A fascination for the industry that built modern Germany led photographer Nanna Heitmann to the heart of the Ruhr region, in Prosper Haniel, where the end of coal is prompting a reflection on the region's unique culture. She takes over the Magenta Foundation Instagram account this week.
Published March 6, 2019
Photos by Nanna Heitmann, 2018 Flash Forward Winner
LBR. What drew you to Prosper Haniel and its colliery? What did you expect to find and how did what you witness hold up to those preconceived ideas?
NH. Heavy, steaming industry and its hard labour have always fascinated me. No other industry has such a myth attached to it. The Ruhrpott area, the industrial centre of Germany, was completely alien to me. Until I came across a newspaper article about the closure of a former colliery, I was not even aware that such hard labour still existed in our high tech, service society. My journey into the miners’ world exceeded all my expectations. Underground, it feels like you are exploring another world. It’s pitch black, and the further down you go, the hotter and more humid it becomes. The noise is deafening. Everyone is shouting at each other. Even though the mine uses a lot of newer technologies, the work is still very hard and workers have to rely on each other. One mistake can cost the lives of all your buddies.
LBR. How does an industry, like coal mining, shape the identity of a region and its people?
NH. The focus of my work is the miners who have had to accept the end of the coal. The industry once attracted countless people from all over Germany, as well as migrant workers from Turkey, Greece, Italy and Poland, all with the hope of a better life. Thanks to them, coal mining enabled Germany’s participation in the industrial revolution and contributed to the German “economic miracle” after World War II; resulting in the development of today‘s key industries. Now, the remaining miners are left with the question of what remains of the mining industry when the last coal mine closes. It’s about their life’s work, their past. There are mining museums, traditional clubs, for sure, but can one preserve a culture? Maybe not. Still, mining has left its marks that are invisible and yet will endure: the kind of people here, their directness, their helpfulness, their crude humour, their unpretentious nature.

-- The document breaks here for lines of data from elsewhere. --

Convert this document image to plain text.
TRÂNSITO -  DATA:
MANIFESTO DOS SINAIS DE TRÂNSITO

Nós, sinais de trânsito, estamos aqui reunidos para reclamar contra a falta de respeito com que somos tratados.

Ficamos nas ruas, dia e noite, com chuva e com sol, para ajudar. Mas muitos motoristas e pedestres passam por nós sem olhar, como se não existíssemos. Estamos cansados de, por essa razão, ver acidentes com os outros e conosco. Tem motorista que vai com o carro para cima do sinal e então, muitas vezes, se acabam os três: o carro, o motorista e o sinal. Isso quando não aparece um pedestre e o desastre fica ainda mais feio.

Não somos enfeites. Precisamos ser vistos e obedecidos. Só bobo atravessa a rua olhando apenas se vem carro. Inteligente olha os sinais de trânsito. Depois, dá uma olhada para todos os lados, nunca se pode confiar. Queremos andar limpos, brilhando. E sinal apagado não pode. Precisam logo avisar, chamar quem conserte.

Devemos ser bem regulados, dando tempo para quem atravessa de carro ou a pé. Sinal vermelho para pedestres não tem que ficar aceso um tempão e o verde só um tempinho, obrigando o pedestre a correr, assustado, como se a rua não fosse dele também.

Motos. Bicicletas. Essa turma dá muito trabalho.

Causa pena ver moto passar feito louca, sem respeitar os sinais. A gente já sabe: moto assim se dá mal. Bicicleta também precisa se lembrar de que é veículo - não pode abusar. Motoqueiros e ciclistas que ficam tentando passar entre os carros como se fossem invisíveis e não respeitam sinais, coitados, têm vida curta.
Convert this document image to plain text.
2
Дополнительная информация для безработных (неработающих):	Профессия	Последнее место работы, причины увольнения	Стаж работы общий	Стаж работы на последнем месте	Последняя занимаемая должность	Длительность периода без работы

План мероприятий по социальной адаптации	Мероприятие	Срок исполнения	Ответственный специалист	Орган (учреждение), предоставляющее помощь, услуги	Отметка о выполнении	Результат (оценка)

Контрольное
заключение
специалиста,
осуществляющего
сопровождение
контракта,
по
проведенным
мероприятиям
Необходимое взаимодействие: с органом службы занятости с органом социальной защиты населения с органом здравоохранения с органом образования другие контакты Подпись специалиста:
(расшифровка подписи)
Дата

LBR. Often, the narrative surrounding a community that is built on resource exploitation follows a boom-and-bust arc, where once the industry closes or leaves, the town suffers considerably. What is happening in Prosper Haniel today, now that the colliery is closed?
NH. The German government has prepared for the closure of the mines since the eighties. Still, the unemployment rate in the Ruhr area is one of the highest in Germany now. Older miners retire at 49 and the younger ones hope to find work in other factories or get shifts jobs, like firemen or bus drivers. One amazing story: A group of miners developed their own fashion brand, inspired by the German mining culture. It’s called “pit heroes”. A German airline is sponsoring them and they presented their collection at the NY fashion week.
Nanna Heitmann is a German/ Russian freelance photographer, born in 1994. She studies photojournalism and documentary photography at the University of Applied Sciences and Arts in Hannover, Germany. She has received several awards and mentions, such as the Vogue Italia Prize from the PH Museum Women Photographers’ grant and the World.Report Award. Her work has been exhibited across Europe.
Laurence Butet-Roch, a member of the Boreal Collective and Muse Projects, is a freelance writer, photo editor, photographer and educator based in Toronto, Canada committed to encouraging critical visual thinking. Her words have appeared in the British Journal of Photography, The New York Times Lens Blog, TIME Lightbox, National Geographic, The New Yorker, Polka Magazine, PhotoLife, BlackFlash and Point of View. She is the editor of Flash Forward Flash Back.